İTİRAF ETMESİNİ BEKLİYORUZ: Bakın, bir Bakanın böylesine kritik bir mevzuda, böylesine hassas bir hususta ‘Aracı var, yok, var -tekrar- yok’ demesi akla uygun mudur? Keymen firmasının etiketleri Çin’den gelen aşı kolilerinin üstünde yakalanınca bu sefer dedi ki: ‘Ya, biz Çin’den alıyoruz, direkt alıyoruz, daima onlarla görüşüyoruz ancak temsil ve lojistiğini bu firma sağlıyor. Temsil ve lojistik’ dedi, meğer Sayın Bakan hala aklımızla alay etmeye devam ediyor. Sayın Bakan, bir defa de doğruyu söyleyin, bir kez. Lojistik firması öteki bir firma, ‘Transshipping’ diye başlayan bir firma üzerinden lojistiği yapılıyor. Temsil de aslında, bilindiği üzere imzalar Keymen tarafından atılıyor. Hasebiyle artık, burada, Sayın Bakanın, Sıhhat Bakanlığı’nın niçin sakladığını biz, doğrusu, itiraf etmesini bekliyoruz.

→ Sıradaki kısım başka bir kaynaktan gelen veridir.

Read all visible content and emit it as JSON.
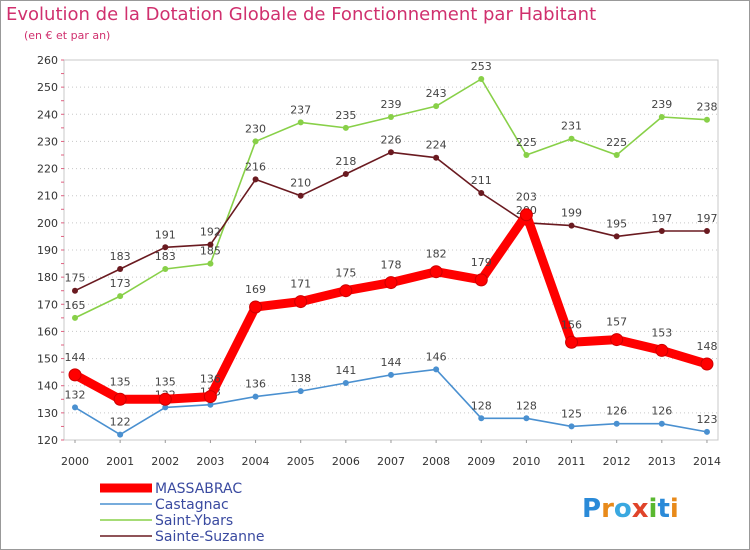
{
  "chart_data": {
    "type": "line",
    "title": "Evolution de la Dotation Globale de Fonctionnement par Habitant",
    "subtitle": "(en € et par an)",
    "xlabel": "",
    "ylabel": "",
    "categories": [
      "2000",
      "2001",
      "2002",
      "2003",
      "2004",
      "2005",
      "2006",
      "2007",
      "2008",
      "2009",
      "2010",
      "2011",
      "2012",
      "2013",
      "2014"
    ],
    "ylim": [
      120,
      260
    ],
    "yticks": [
      120,
      130,
      140,
      150,
      160,
      170,
      180,
      190,
      200,
      210,
      220,
      230,
      240,
      250,
      260
    ],
    "grid": "horizontal-dotted",
    "legend_position": "bottom-left",
    "series": [
      {
        "name": "Castagnac",
        "color": "#4a90d0",
        "values": [
          132,
          122,
          132,
          133,
          136,
          138,
          141,
          144,
          146,
          128,
          128,
          125,
          126,
          126,
          123
        ]
      },
      {
        "name": "Saint-Ybars",
        "color": "#88d048",
        "values": [
          165,
          173,
          183,
          185,
          230,
          237,
          235,
          239,
          243,
          253,
          225,
          231,
          225,
          239,
          238
        ]
      },
      {
        "name": "Sainte-Suzanne",
        "color": "#6a1a20",
        "values": [
          175,
          183,
          191,
          192,
          216,
          210,
          218,
          226,
          224,
          211,
          200,
          199,
          195,
          197,
          197
        ]
      },
      {
        "name": "MASSABRAC",
        "color": "#ff0000",
        "values": [
          144,
          135,
          135,
          136,
          169,
          171,
          175,
          178,
          182,
          179,
          203,
          156,
          157,
          153,
          148
        ]
      }
    ],
    "legend_order": [
      "MASSABRAC",
      "Castagnac",
      "Saint-Ybars",
      "Sainte-Suzanne"
    ],
    "logo_text": "Proxiti"
  }
}
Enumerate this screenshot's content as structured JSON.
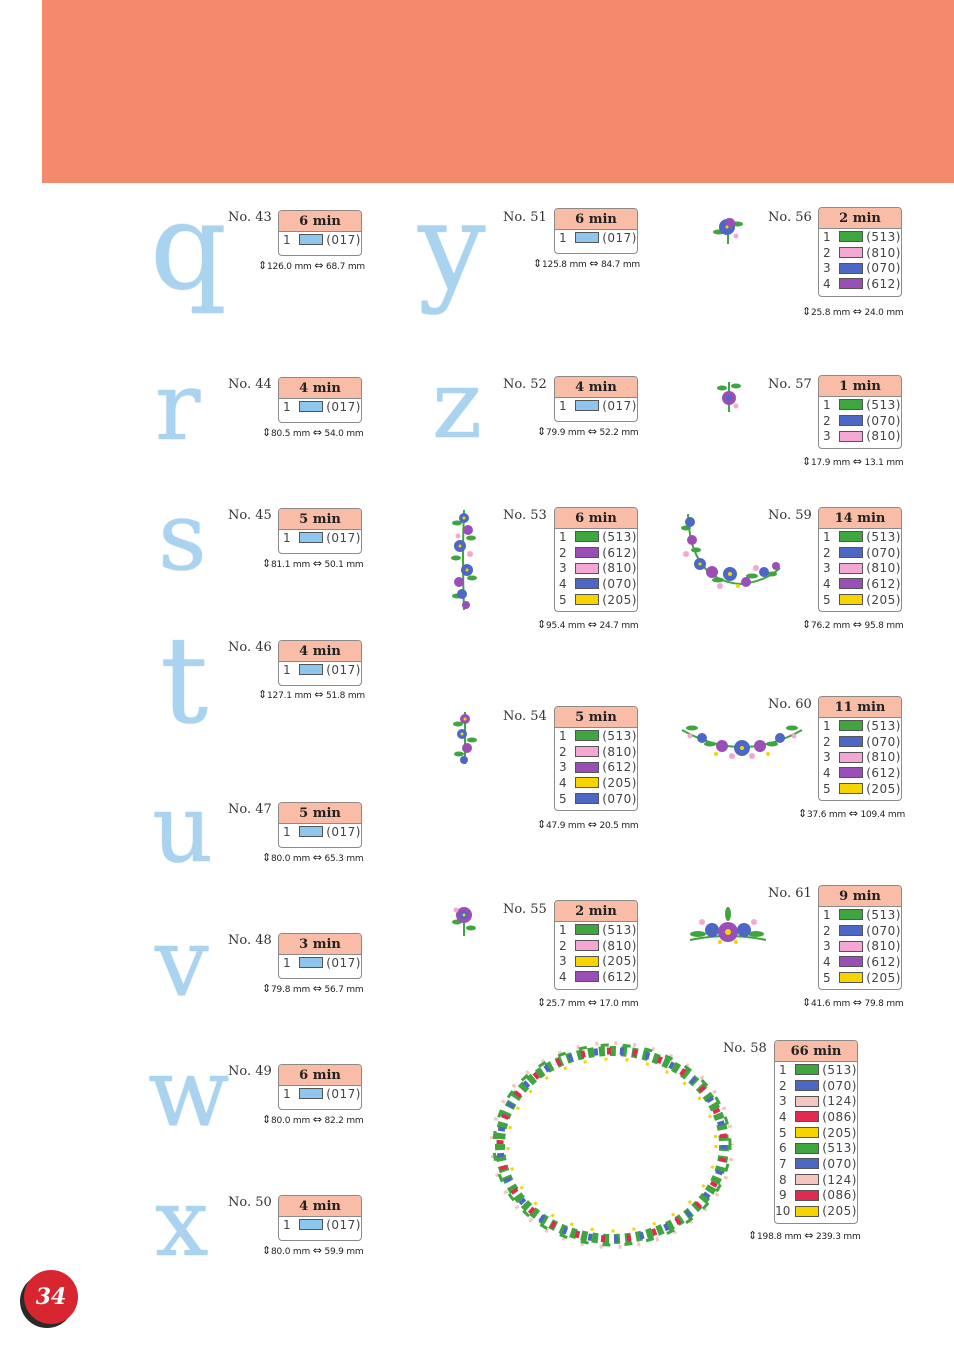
{
  "page_number": "34",
  "colors": {
    "header": "#f4896e",
    "glyph": "#a9d3ee",
    "badge": "#d7262f"
  },
  "thread_colors": {
    "017": "#8fc6ee",
    "513": "#3fa63f",
    "810": "#f4a7d3",
    "070": "#4d68c4",
    "612": "#9a4fb6",
    "205": "#f7d300",
    "124": "#f6c5c0",
    "086": "#e02a50"
  },
  "designs": [
    {
      "no": "No. 43",
      "time": "6 min",
      "glyph": "q",
      "threads": [
        {
          "n": "1",
          "code": "(017)"
        }
      ],
      "dims": "126.0 mm",
      "dimw": "68.7 mm"
    },
    {
      "no": "No. 44",
      "time": "4 min",
      "glyph": "r",
      "threads": [
        {
          "n": "1",
          "code": "(017)"
        }
      ],
      "dims": "80.5 mm",
      "dimw": "54.0 mm"
    },
    {
      "no": "No. 45",
      "time": "5 min",
      "glyph": "s",
      "threads": [
        {
          "n": "1",
          "code": "(017)"
        }
      ],
      "dims": "81.1 mm",
      "dimw": "50.1 mm"
    },
    {
      "no": "No. 46",
      "time": "4 min",
      "glyph": "t",
      "threads": [
        {
          "n": "1",
          "code": "(017)"
        }
      ],
      "dims": "127.1 mm",
      "dimw": "51.8 mm"
    },
    {
      "no": "No. 47",
      "time": "5 min",
      "glyph": "u",
      "threads": [
        {
          "n": "1",
          "code": "(017)"
        }
      ],
      "dims": "80.0 mm",
      "dimw": "65.3 mm"
    },
    {
      "no": "No. 48",
      "time": "3 min",
      "glyph": "v",
      "threads": [
        {
          "n": "1",
          "code": "(017)"
        }
      ],
      "dims": "79.8 mm",
      "dimw": "56.7 mm"
    },
    {
      "no": "No. 49",
      "time": "6 min",
      "glyph": "w",
      "threads": [
        {
          "n": "1",
          "code": "(017)"
        }
      ],
      "dims": "80.0 mm",
      "dimw": "82.2 mm"
    },
    {
      "no": "No. 50",
      "time": "4 min",
      "glyph": "x",
      "threads": [
        {
          "n": "1",
          "code": "(017)"
        }
      ],
      "dims": "80.0 mm",
      "dimw": "59.9 mm"
    },
    {
      "no": "No. 51",
      "time": "6 min",
      "glyph": "y",
      "threads": [
        {
          "n": "1",
          "code": "(017)"
        }
      ],
      "dims": "125.8 mm",
      "dimw": "84.7 mm"
    },
    {
      "no": "No. 52",
      "time": "4 min",
      "glyph": "z",
      "threads": [
        {
          "n": "1",
          "code": "(017)"
        }
      ],
      "dims": "79.9 mm",
      "dimw": "52.2 mm"
    },
    {
      "no": "No. 53",
      "time": "6 min",
      "threads": [
        {
          "n": "1",
          "code": "(513)"
        },
        {
          "n": "2",
          "code": "(612)"
        },
        {
          "n": "3",
          "code": "(810)"
        },
        {
          "n": "4",
          "code": "(070)"
        },
        {
          "n": "5",
          "code": "(205)"
        }
      ],
      "dims": "95.4 mm",
      "dimw": "24.7 mm"
    },
    {
      "no": "No. 54",
      "time": "5 min",
      "threads": [
        {
          "n": "1",
          "code": "(513)"
        },
        {
          "n": "2",
          "code": "(810)"
        },
        {
          "n": "3",
          "code": "(612)"
        },
        {
          "n": "4",
          "code": "(205)"
        },
        {
          "n": "5",
          "code": "(070)"
        }
      ],
      "dims": "47.9 mm",
      "dimw": "20.5 mm"
    },
    {
      "no": "No. 55",
      "time": "2 min",
      "threads": [
        {
          "n": "1",
          "code": "(513)"
        },
        {
          "n": "2",
          "code": "(810)"
        },
        {
          "n": "3",
          "code": "(205)"
        },
        {
          "n": "4",
          "code": "(612)"
        }
      ],
      "dims": "25.7 mm",
      "dimw": "17.0 mm"
    },
    {
      "no": "No. 56",
      "time": "2 min",
      "threads": [
        {
          "n": "1",
          "code": "(513)"
        },
        {
          "n": "2",
          "code": "(810)"
        },
        {
          "n": "3",
          "code": "(070)"
        },
        {
          "n": "4",
          "code": "(612)"
        }
      ],
      "dims": "25.8 mm",
      "dimw": "24.0 mm"
    },
    {
      "no": "No. 57",
      "time": "1 min",
      "threads": [
        {
          "n": "1",
          "code": "(513)"
        },
        {
          "n": "2",
          "code": "(070)"
        },
        {
          "n": "3",
          "code": "(810)"
        }
      ],
      "dims": "17.9 mm",
      "dimw": "13.1 mm"
    },
    {
      "no": "No. 59",
      "time": "14 min",
      "threads": [
        {
          "n": "1",
          "code": "(513)"
        },
        {
          "n": "2",
          "code": "(070)"
        },
        {
          "n": "3",
          "code": "(810)"
        },
        {
          "n": "4",
          "code": "(612)"
        },
        {
          "n": "5",
          "code": "(205)"
        }
      ],
      "dims": "76.2 mm",
      "dimw": "95.8 mm"
    },
    {
      "no": "No. 60",
      "time": "11 min",
      "threads": [
        {
          "n": "1",
          "code": "(513)"
        },
        {
          "n": "2",
          "code": "(070)"
        },
        {
          "n": "3",
          "code": "(810)"
        },
        {
          "n": "4",
          "code": "(612)"
        },
        {
          "n": "5",
          "code": "(205)"
        }
      ],
      "dims": "37.6 mm",
      "dimw": "109.4 mm"
    },
    {
      "no": "No. 61",
      "time": "9 min",
      "threads": [
        {
          "n": "1",
          "code": "(513)"
        },
        {
          "n": "2",
          "code": "(070)"
        },
        {
          "n": "3",
          "code": "(810)"
        },
        {
          "n": "4",
          "code": "(612)"
        },
        {
          "n": "5",
          "code": "(205)"
        }
      ],
      "dims": "41.6 mm",
      "dimw": "79.8 mm"
    },
    {
      "no": "No. 58",
      "time": "66 min",
      "threads": [
        {
          "n": "1",
          "code": "(513)"
        },
        {
          "n": "2",
          "code": "(070)"
        },
        {
          "n": "3",
          "code": "(124)"
        },
        {
          "n": "4",
          "code": "(086)"
        },
        {
          "n": "5",
          "code": "(205)"
        },
        {
          "n": "6",
          "code": "(513)"
        },
        {
          "n": "7",
          "code": "(070)"
        },
        {
          "n": "8",
          "code": "(124)"
        },
        {
          "n": "9",
          "code": "(086)"
        },
        {
          "n": "10",
          "code": "(205)"
        }
      ],
      "dims": "198.8 mm",
      "dimw": "239.3 mm"
    }
  ]
}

‘FİRMA 1 KURUŞ ALMADIM’ DİYOR: Artık burada çok kıymetli bir sorun arkadaşlar, şu söylenebilir… Firma diyor ki: Ben Türkiye Cumhuriyeti’nden 1 kuruş almadım.’ Hakikat, almadın zira kuruşa gereksiniminiz yok, sizin işiniz milyon dolarlarla. 12 milyon dolar bu firmanın kasasında kalmıştır. Bu, evrakıyla ispat edilmiştir. Pekala, bu firma niçin tercih edilmiştir? Niçin Türkiye ısrarla, birinci günden itibaren ‘Cansız virüs aşısıdır ve alabileceğimiz tek aşı bu’ demiştir? Niçin öbür seçenekler başından beri denklemin dışında tutulmuştur? Sanki bakanlığın içerisinde bu firmayla birlikte hareket eden…
BU AYIP SİZİN HÜKÜMETİNİZE KÂFİ: Sanki Bakanlığın içerisinde bu firmayla ortaklaşan ve yalnızca birinci partinin komitesi olan 12 milyon doların ve daha sonra kazanılacak kurulların paycısı olan öteki birileri mi var? Bir şeyi söyleyeceğim size, Sayın Liderin sabrını zorlamayacağım. Pahalı arkadaşlar, dünyada yalnızca Sinovac aşısı alan, bir tek Sinovac aşısına mahkum olmuş, diğer aşıları şimdi alamamış öteki hiçbir ülke yok; bu ayıp da sizin hükümetinize kâfi.